Noncuranti del fatto che siamo il Paese europeo con i più alti livelli di stress idrico, manteniamo i livelli record di prelievo di acqua in Europa: con quasi 40 miliardi di m3 all’anno l’Italia è prima e preleva più del 30% della disponibilità idrica annua: stiamo quindi intaccando il nostro patrimonio idrico e mettendo in pericolo gli ecosistemi.
L’acqua prelevata in Italia viene destinata per il 41% all’agricoltura, il 24% ad usi civili, il 20% all‘industria e il 15% alla produzione di energia elettrica. Siamo il secondo paese europeo per prelievi destinati all’agricoltura (dopo la Spagna) ma non sono state attivate procedure avanzate di contabilizzazione degli usi agricoli e non stiamo migliorando la nostra performance.
L’Italia vanta anche il triste record europeo di acqua prelevata per usi civili: con 9 miliardi di m2 ogni anno (e +70% rispetto al 2000). Ciò è dovuto sicuramente all’alto livello di perdite della rete idrica nazionale (che sono in continua crescita e hanno superato il 40%), ma anche ad una scarsa abitudine alla riduzione degli sprechi: un italiano consuma 220 litri di acqua, il doppio dell’acqua consumata da un cittadino medio europeo. L’Italia è anche il primo paese Europeo per utilizzo di acqua in industria: 4 volte più della Germania e 8 volte più della Francia.
A livello globale siamo entrati in una fase di «anormalità climatica permanente» che ha già modificato il ciclo dell’acqua aumentando la frequenza e l’intensità di eventi meteoclimatici estremi. L’incidenza della crisi climatica e del riscaldamento globale sta portando effetti devastanti: in vent’anni i ghiacciai alpini in Italia hanno perso in media 25 metri di spessore, oltre 50 miliardi di m3 di ghiaccio.
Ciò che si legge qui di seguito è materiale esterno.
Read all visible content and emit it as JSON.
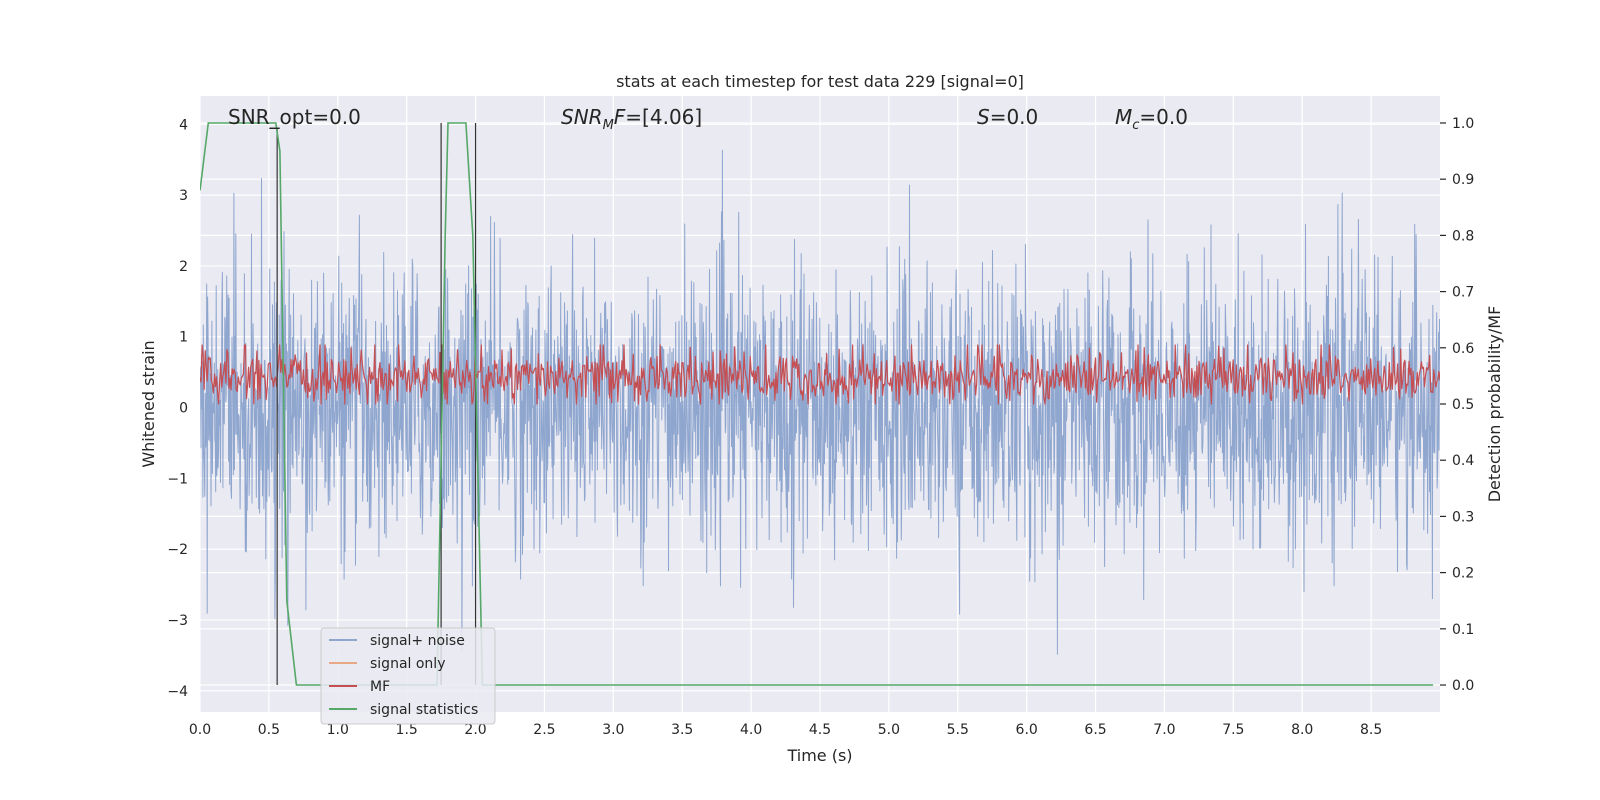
{
  "chart_data": {
    "type": "line",
    "title": "stats at each timestep for test data 229 [signal=0]",
    "xlabel": "Time (s)",
    "ylabel": "Whitened strain",
    "y2label": "Detection probability/MF",
    "xlim": [
      0.0,
      9.0
    ],
    "ylim": [
      -4.3,
      4.4
    ],
    "y2lim": [
      -0.048,
      1.048
    ],
    "x_ticks": [
      0.0,
      0.5,
      1.0,
      1.5,
      2.0,
      2.5,
      3.0,
      3.5,
      4.0,
      4.5,
      5.0,
      5.5,
      6.0,
      6.5,
      7.0,
      7.5,
      8.0,
      8.5
    ],
    "y_ticks": [
      -4,
      -3,
      -2,
      -1,
      0,
      1,
      2,
      3,
      4
    ],
    "y2_ticks": [
      0.0,
      0.1,
      0.2,
      0.3,
      0.4,
      0.5,
      0.6,
      0.7,
      0.8,
      0.9,
      1.0
    ],
    "grid": true,
    "legend_position": "lower-left",
    "annotations": [
      {
        "id": "snr-opt",
        "text": "SNR_opt=0.0"
      },
      {
        "id": "snr-mf",
        "text": "SNR_MF=[4.06]"
      },
      {
        "id": "s",
        "text": "S=0.0"
      },
      {
        "id": "mc",
        "text": "M_c=0.0"
      }
    ],
    "series": [
      {
        "name": "signal+ noise",
        "color": "#8fa6cf",
        "axis": "left",
        "kind": "whitened noise, amplitude roughly ±1.5 with spikes to ±4",
        "typical_range": [
          -1.8,
          2.3
        ],
        "extremes": [
          -3.9,
          4.0
        ]
      },
      {
        "name": "signal only",
        "color": "#e8a886",
        "axis": "left",
        "values": "zero (no signal)"
      },
      {
        "name": "MF",
        "color": "#c44e52",
        "axis": "right",
        "kind": "matched filter output",
        "typical_range": [
          0.51,
          0.6
        ]
      },
      {
        "name": "signal statistics",
        "color": "#55a868",
        "axis": "right",
        "x": [
          0.0,
          0.06,
          0.55,
          0.58,
          0.63,
          0.7,
          1.72,
          1.78,
          1.8,
          1.85,
          1.93,
          1.98,
          2.05,
          8.95
        ],
        "y": [
          0.88,
          1.0,
          1.0,
          0.95,
          0.15,
          0.0,
          0.0,
          0.8,
          1.0,
          1.0,
          1.0,
          0.8,
          0.0,
          0.0
        ]
      }
    ],
    "vertical_markers": [
      {
        "x": 0.56,
        "ymin": 0.0,
        "ymax": 0.99
      },
      {
        "x": 1.75,
        "ymin": 0.0,
        "ymax": 1.0
      },
      {
        "x": 2.0,
        "ymin": 0.0,
        "ymax": 1.0
      }
    ]
  }
}
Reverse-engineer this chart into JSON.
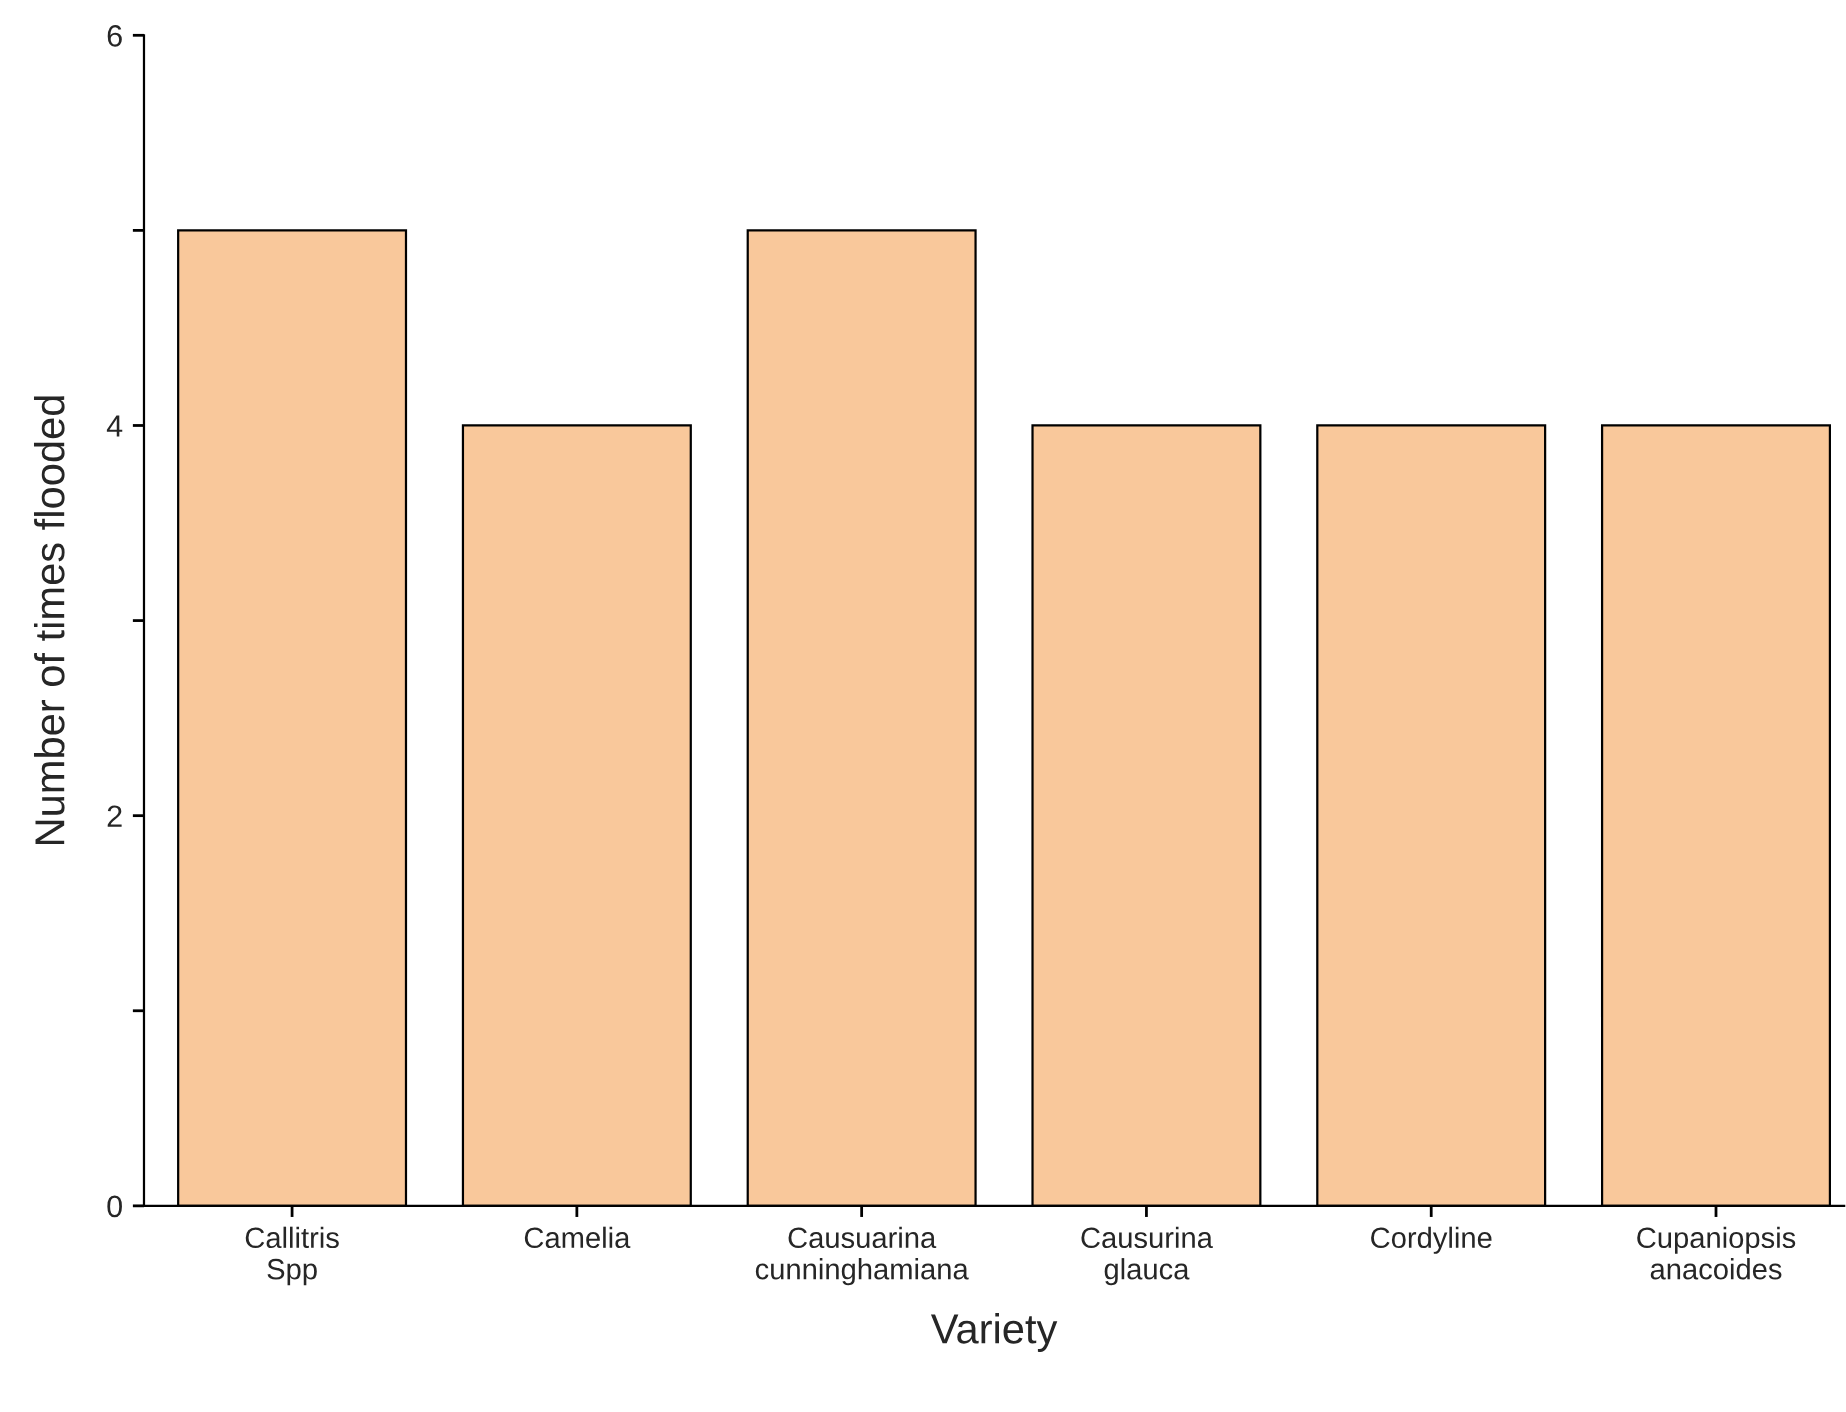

Secondo il Piano nazionale per l’adattamento al cambiamento climatico, se le temperature continueranno ad aumentare nessuna delle stazioni sciistiche del Friuli Venezia-Giulia avrebbe a breve una copertura nevosa naturale sufficiente a garantire la stagione e lo stesso accadrebbe ad un terzo delle stazioni in Lombardia, Trentino-Alto Adige e Piemonte.
La crisi climatica, oltre ai danni provocati dal riscaldamento e dall’aumento medio delle temperature, provoca anche l’aumento dell’intensità e della frequenza di precipitazioni eccezionali, come quello recente dell’Emilia Romagna: in Italia i fenomeni a carattere eccezionale sono aumentati esponenzialmente negli ultimi anni, fino a superare nel 2022 per la prima volta il valore record di 2.000 episodi all’anno: un italiano su cinque risiede in aree potenzialmente allagabili, mentre sono minacciate da pericolosità idraulica medio-alta 6,9 milioni di persone, 1,1 milioni di imprese e 4,9 milioni di edifici. Le Regioni a maggior rischio di alluvione in Italia sono l’Emilia-Romagna, seguita da Veneto e Calabria e da Friuli-Venezia-Giulia, Toscana e Lombardia. In quasi tutte queste Regioni il livello di cementificazione del territorio è molto alto.